Today controversies over Confederate monuments and flag are among the clearest signs that we have not repented of our sin. They stand witness to the historical effort to preserve slavery in the Civil War and to uphold white supremacy subsequently and still today. The argument is made that these figures are part of our history and heritage. Perhaps. In a museum. If the rationale is history, are there also statues of Nat Turner and Charles Deslondes, Jemmy and Gabriel and other slaves who led revolts seeking freedom? How many statues of Lincoln or Martin Luther King are there in the South? When we put someone on a pedestal, literally or figuratively, it’s to honor them and what they accomplished. How many others do we honor for violating their oath of allegiance, turning traitor, and fighting against the United States?

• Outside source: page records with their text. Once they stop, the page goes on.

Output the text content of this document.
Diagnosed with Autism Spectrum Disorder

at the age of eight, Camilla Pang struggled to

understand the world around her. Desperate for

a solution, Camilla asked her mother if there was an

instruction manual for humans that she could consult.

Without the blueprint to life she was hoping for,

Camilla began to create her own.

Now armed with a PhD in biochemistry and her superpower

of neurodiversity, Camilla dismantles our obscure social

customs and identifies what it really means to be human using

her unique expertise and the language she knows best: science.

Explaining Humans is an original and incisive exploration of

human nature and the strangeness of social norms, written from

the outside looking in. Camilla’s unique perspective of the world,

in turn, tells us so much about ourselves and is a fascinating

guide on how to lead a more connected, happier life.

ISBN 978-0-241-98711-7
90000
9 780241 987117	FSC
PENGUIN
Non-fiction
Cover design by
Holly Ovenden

Racism is not a matter of politics. It is a matter of morality and faith. As Christians we make the profession of faith that Peter made in today’s gospel: “You are the Christ, the Son of the living God.” If that profession of faith is more than words, we cannot discriminate against anyone for whom Jesus gave his life. (Jesus, of course, was not Caucasian!)
There is only one race that counts, the human race, and anyone who thinks that one part of it is better than another is a loser. Perhaps the day will come when we will recognize how ridiculous racism is. The black comedian, Dick Gregory, who died last week, offers an example. He tells of walking into a restaurant in the South and sitting down at the counter. The waitress came over and said, “We don’t serve colored folk.” Gregory responded: “That’s OK. I don’t eat colored folk. Bring me some fried chicken.”

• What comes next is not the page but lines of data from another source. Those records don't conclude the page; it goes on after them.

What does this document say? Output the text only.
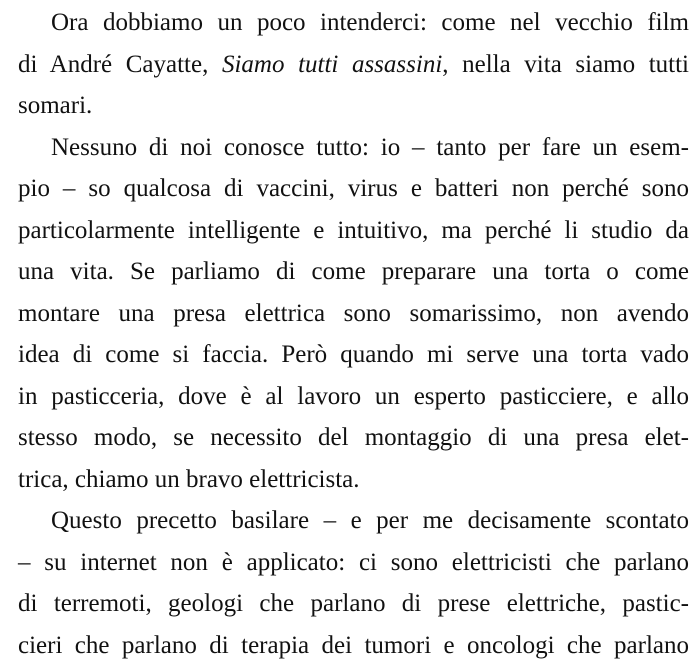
Ora dobbiamo un poco intenderci: come nel vecchio film
di André Cayatte, Siamo tutti assassini, nella vita siamo tutti
somari.
Nessuno di noi conosce tutto: io – tanto per fare un esem-
pio – so qualcosa di vaccini, virus e batteri non perché sono
particolarmente intelligente e intuitivo, ma perché li studio da
una vita. Se parliamo di come preparare una torta o come
montare una presa elettrica sono somarissimo, non avendo
idea di come si faccia. Però quando mi serve una torta vado
in pasticceria, dove è al lavoro un esperto pasticciere, e allo
stesso modo, se necessito del montaggio di una presa elet-
trica, chiamo un bravo elettricista.
Questo precetto basilare – e per me decisamente scontato
– su internet non è applicato: ci sono elettricisti che parlano
di terremoti, geologi che parlano di prese elettriche, pastic-
cieri che parlano di terapia dei tumori e oncologi che parlano
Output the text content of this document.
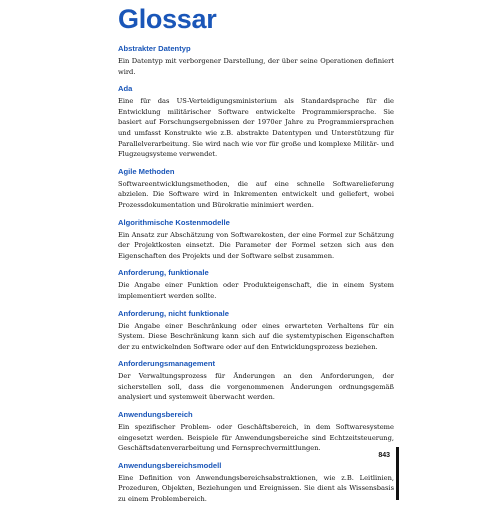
Glossar
Abstrakter Datentyp

Ein Datentyp mit verborgener Darstellung, der über seine Operationen definiert wird.

Ada

Eine für das US-Verteidigungsministerium als Standardsprache für die Entwicklung militärischer Software entwickelte Programmiersprache. Sie basiert auf Forschungsergebnissen der 1970er Jahre zu Programmiersprachen und umfasst Konstrukte wie z.B. abstrakte Datentypen und Unterstützung für Parallelverarbeitung. Sie wird nach wie vor für große und komplexe Militär- und Flugzeugsysteme verwendet.

Agile Methoden

Softwareentwicklungsmethoden, die auf eine schnelle Softwarelieferung abzielen. Die Software wird in Inkrementen entwickelt und geliefert, wobei Prozessdokumentation und Bürokratie minimiert werden.

Algorithmische Kostenmodelle

Ein Ansatz zur Abschätzung von Softwarekosten, der eine Formel zur Schätzung der Projektkosten einsetzt. Die Parameter der Formel setzen sich aus den Eigenschaften des Projekts und der Software selbst zusammen.

Anforderung, funktionale

Die Angabe einer Funktion oder Produkteigenschaft, die in einem System implementiert werden sollte.

Anforderung, nicht funktionale

Die Angabe einer Beschränkung oder eines erwarteten Verhaltens für ein System. Diese Beschränkung kann sich auf die systemtypischen Eigenschaften der zu entwickelnden Software oder auf den Entwicklungsprozess beziehen.

Anforderungsmanagement

Der Verwaltungsprozess für Änderungen an den Anforderungen, der sicherstellen soll, dass die vorgenommenen Änderungen ordnungsgemäß analysiert und systemweit überwacht werden.

Anwendungsbereich

Ein spezifischer Problem- oder Geschäftsbereich, in dem Softwaresysteme eingesetzt werden. Beispiele für Anwendungsbereiche sind Echtzeitsteuerung, Geschäftsdatenverarbeitung und Fernsprechvermittlungen.

Anwendungsbereichsmodell

Eine Definition von Anwendungsbereichsabstraktionen, wie z.B. Leitlinien, Prozeduren, Objekten, Beziehungen und Ereignissen. Sie dient als Wissensbasis zu einem Problembereich.

843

Whether we recognize it or not, there are probably prejudices, traces of racism, within everyone of us here. I’ve recognized it in myself. I was a senior in high school before I ever had a conversation with a black person. Several years ago I led a trip to the Holy Land. While we were in Jerusalem I needed a haircut. It was during the Intifada and I was a little uneasy. I asked someone where we were staying about a barber shop. I misunderstood the directions and got lost. A Palestinian boy came up and in broken English asked what I was looking for. I told him and he offered to show me. It wasn’t the barber shop I was looking for, just a barber chair on the street, a group of Palestinians sitting around, and no one who spoke English. I was even more nervous! After the barber finished I paid him and walked off. As I got about a half-block away I heard someone behind me, running toward me. I almost took off running myself. It was the barber—he had shortchanged me the equivalent of a quarter and ran after me to give it back.
I’ve reflected on that many times, thinking how easy it is to be afraid of someone just because they look a little different. We need to face our fears and see them for the irrational things that they are—prejudices.
As we celebrate the sacrament of anointing, let us pray not just for healing for our physical, emotional, or mental ills but also that we may be healed of the spiritual disease of prejudice and racism. Let us pray for healing, peace, and unity for our country.